I've been listening to a couple of Oscar Wilde books (Lord Arthur Savile's Crime and Other Stories and The Picture of Dorian Gray, both originally published in 1891), and I've noticed a striking similarity of tone between it and Susanna Clarke's book Jonathan Strange & Mr. Norell.

On the surface, it's as obvious as the curiously formal manner of speech between all the characters - a sort of English delicacy and indirectness. Everyone wears a tie and carries a stick and has servants who keep track of ones' shirt fronts, collar studs and stickpins. I found it slightly odd because Oscar Wilde was presumably writing about his own period (late-19th century England), while Clarke writes about a period roughly a hundred years before. One would think that the social landscape would have changed a bit more.

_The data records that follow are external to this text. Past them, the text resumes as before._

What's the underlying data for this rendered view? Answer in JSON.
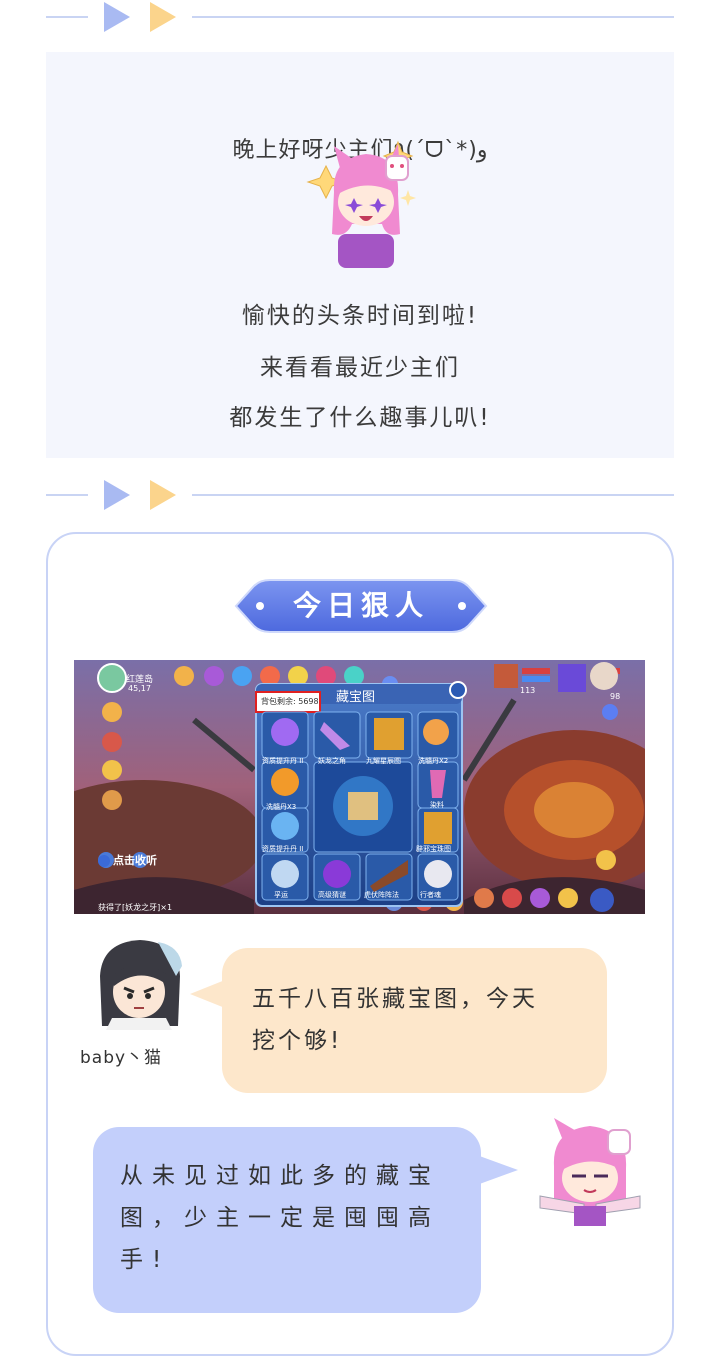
{
  "intro": {
    "greeting": "晚上好呀少主们٩(ˊᗜˋ*)و",
    "lines": [
      "愉快的头条时间到啦!",
      "来看看最近少主们",
      "都发生了什么趣事儿叭!"
    ]
  },
  "section": {
    "title": "今日狠人"
  },
  "game_screenshot": {
    "location": "红莲岛",
    "coords": "45,17",
    "panel_title": "藏宝图",
    "bag_remaining": "背包剩余: 5698",
    "items": [
      "资质提升丹 II",
      "妖龙之角",
      "九耀星辰图",
      "洗髓丹X2",
      "洗髓丹X3",
      "染料",
      "资质提升丹 II",
      "辟邪宝珠图",
      "孚运",
      "高级猜谜",
      "虎伏阵阵法",
      "行者魂"
    ],
    "listen_label": "点击收听",
    "chat_msg": "获得了[妖龙之牙]×1",
    "level": "113",
    "level2": "98"
  },
  "chat": {
    "user_name": "baby丶猫",
    "user_msg": "五千八百张藏宝图，今天\n挖个够!",
    "reply_msg": "从未见过如此多的藏宝\n图，少主一定是囤囤高\n手!"
  },
  "colors": {
    "accent_blue": "#5d7be6",
    "divider_blue": "#a9baf2",
    "divider_yellow": "#fbd48c",
    "bubble_orange": "#fde7cb",
    "bubble_blue": "#c3cffb"
  }
}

But there's a deeper resemblance that I like very much, and that's in the categorization of magical objects. When Wilde lists Gray's manias in order, he talks about the necromantic associations of many things, such as his categorization of jewels: "...the diamond rendered a man invisible, and the agate of India made him eloquent. The cornelian appeased anger, and the hyacinth provoked sleep and the amethyst drove away the fumes of wine. The garnet cast out demons, and the hydropicus deprived the moon of her colour. The selenite waxed and waned with the moon, and the meloceus, that discovers thieves, could be affected only by the blood of kids." This list goes on and on, but is echoed by the spells that Clarke uses, most notably the spell that Jonathan Strange uses to protect King George from the Gentleman with the Thistledown Hair. "Place the moon at his eyes and her whiteness shall devour the false sights the deceiver has placed there. / Place a swarm of bees at his ears. Bees love truth and will destroy the deceiver's lies. / Place salt in his mouth lest the deceiver attempt to delight him with the taste of honey or disgust him with the taste of ashes. / Nail his hand with an iron nail so that he shall not raise it to do the deceiver's bidding. / Place his heart in a secret place so that all his desires shall be his own and the deceiver shall find no hold there. / Memorandum: The colour red may be found beneficial."

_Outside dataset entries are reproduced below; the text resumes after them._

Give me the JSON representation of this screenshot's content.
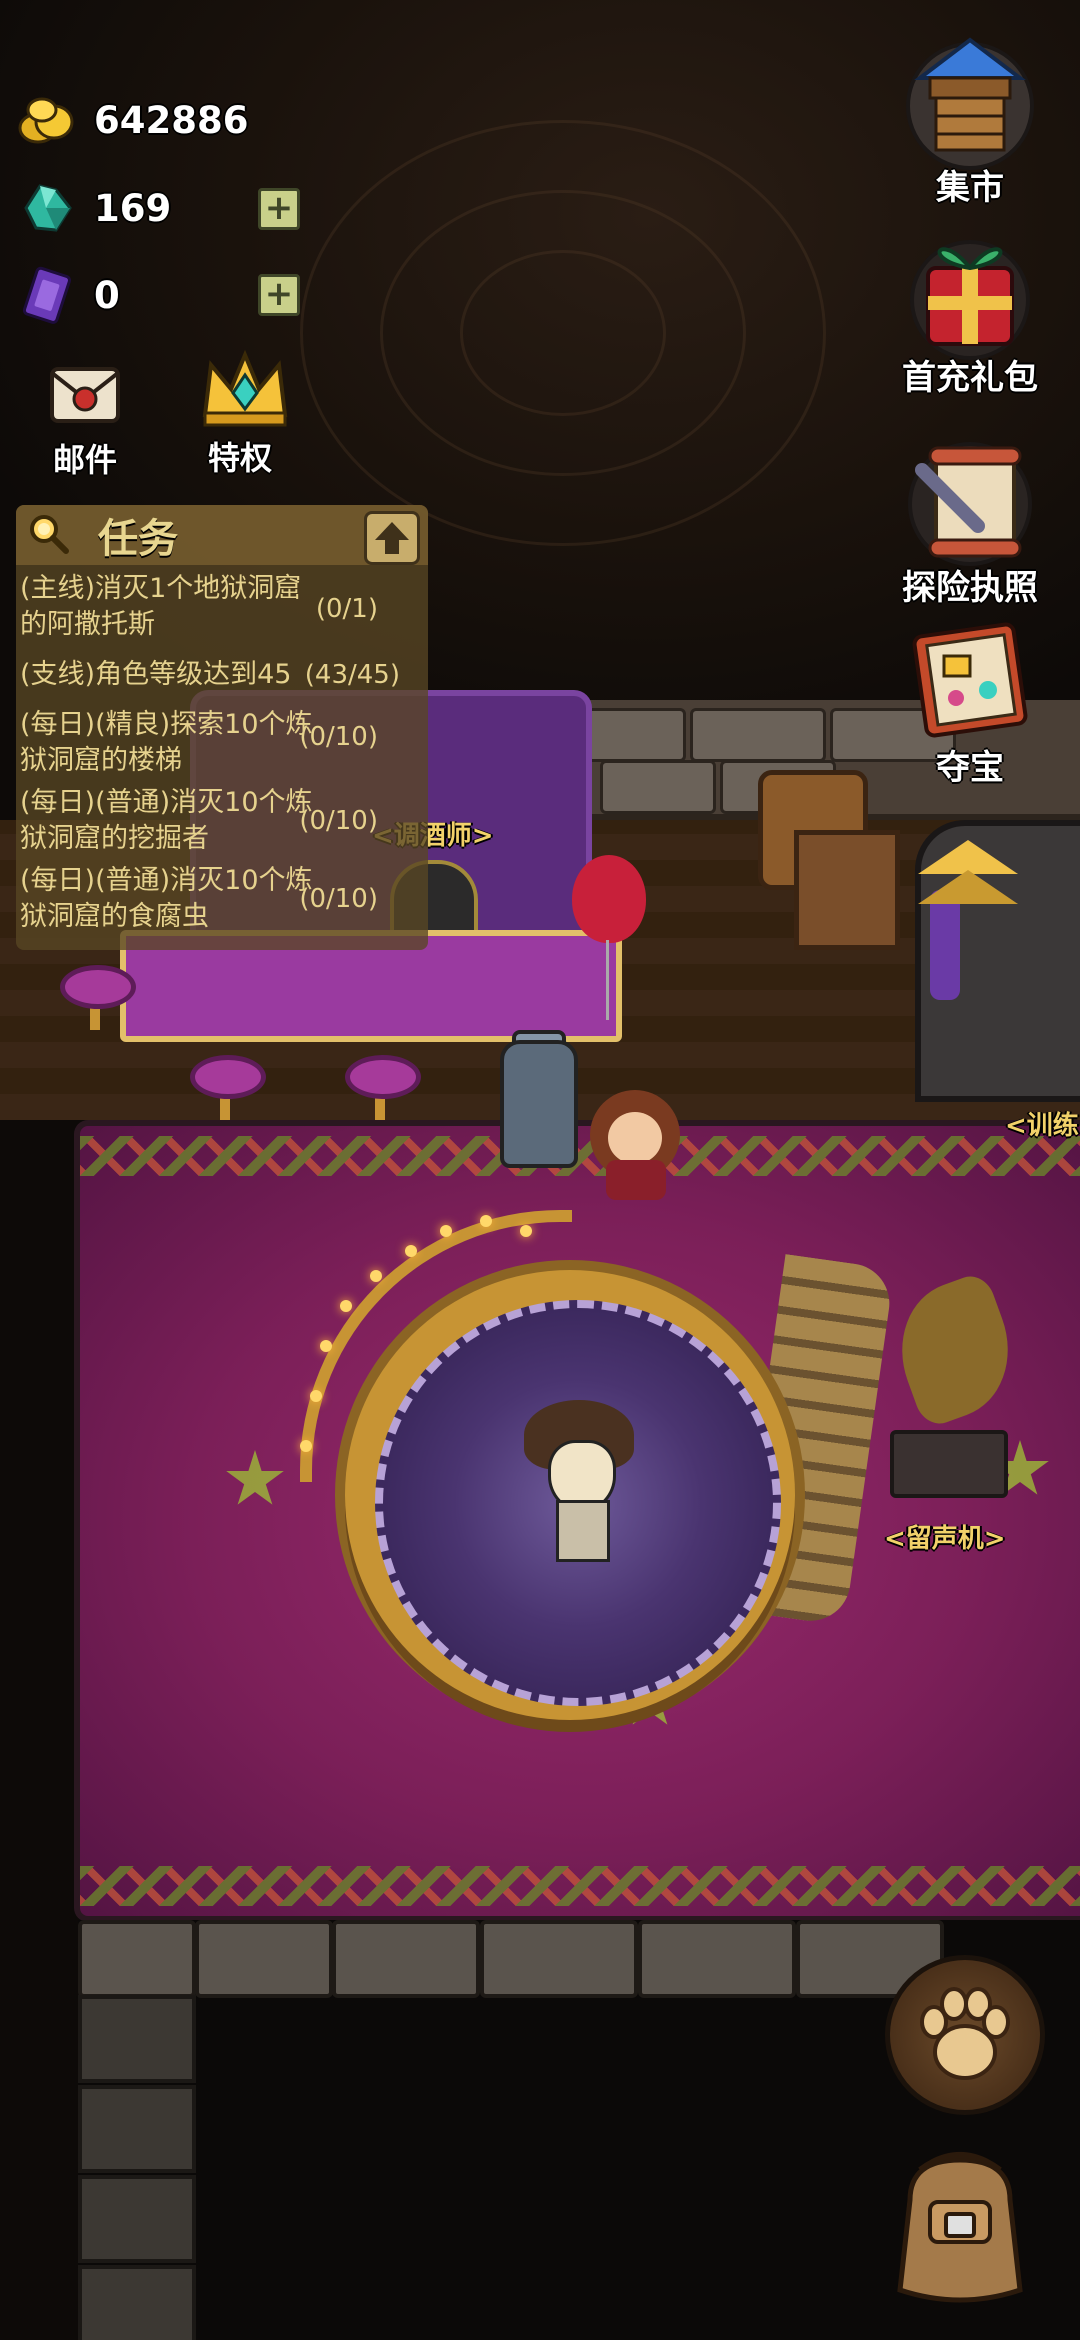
{
  "resources": {
    "gold": "642886",
    "gems": "169",
    "tickets": "0",
    "plus_symbol": "+"
  },
  "quick_actions": {
    "mail": "邮件",
    "privilege": "特权"
  },
  "right_menu": {
    "market": "集市",
    "first_charge": "首充礼包",
    "license": "探险执照",
    "treasure": "夺宝"
  },
  "quest": {
    "title": "任务",
    "items": [
      {
        "text_line1": "(主线)消灭1个地狱洞窟",
        "text_line2": "的阿撒托斯",
        "progress": "(0/1)"
      },
      {
        "text_line1": "(支线)角色等级达到45",
        "text_line2": "",
        "progress": "(43/45)"
      },
      {
        "text_line1": "(每日)(精良)探索10个炼",
        "text_line2": "狱洞窟的楼梯",
        "progress": "(0/10)"
      },
      {
        "text_line1": "(每日)(普通)消灭10个炼",
        "text_line2": "狱洞窟的挖掘者",
        "progress": "(0/10)"
      },
      {
        "text_line1": "(每日)(普通)消灭10个炼",
        "text_line2": "狱洞窟的食腐虫",
        "progress": "(0/10)"
      }
    ]
  },
  "npc_labels": {
    "bartender": "<调酒师>",
    "trainer": "<训练",
    "gramophone": "<留声机>"
  },
  "icons": {
    "gold": "gold-nugget-icon",
    "gem": "teal-gem-icon",
    "ticket": "purple-card-icon",
    "mail": "envelope-icon",
    "privilege": "crown-icon",
    "market": "market-stall-icon",
    "first_charge": "gift-box-icon",
    "license": "scroll-quill-icon",
    "treasure": "treasure-book-icon",
    "search": "magnifier-icon",
    "collapse": "arrow-up-icon",
    "paw": "paw-icon",
    "bag": "backpack-icon"
  },
  "colors": {
    "gold_text": "#f2d26a",
    "quest_text": "#e6d28e",
    "carpet": "#7b1f58"
  }
}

Back during the beginning of the industrial revolution, there was a surge of scientific categorization - scientists like Darwin tried to categorize the entire natural world, searching for the key to the mind of God. Nobody was trying to disprove God, rather, they were trying to get closer to God by understanding the logic behind creation. Most of these means of categorization built on earlier works - Galileo, Newton, Linneus - but they remain the solid foundation of modern science.

But there were other lists of associations, less clear and logical. These are the foundations of magic. You can be sure that wherever you see a list of things associated with other things where the relationships are neither clear nor provable by ordinary observation, you're treading in necromantic (or at least suspectly metaphysical) waters.

All of which brings us back to Clarke and Wilde's writings. I think it's the convincing nature of their magical lists that makes me love them. Being an inveterate lister, I'm always charmed by other people's good use of them.

But now I'm off. I have a list of my own, and it's time I started ticking some things off it.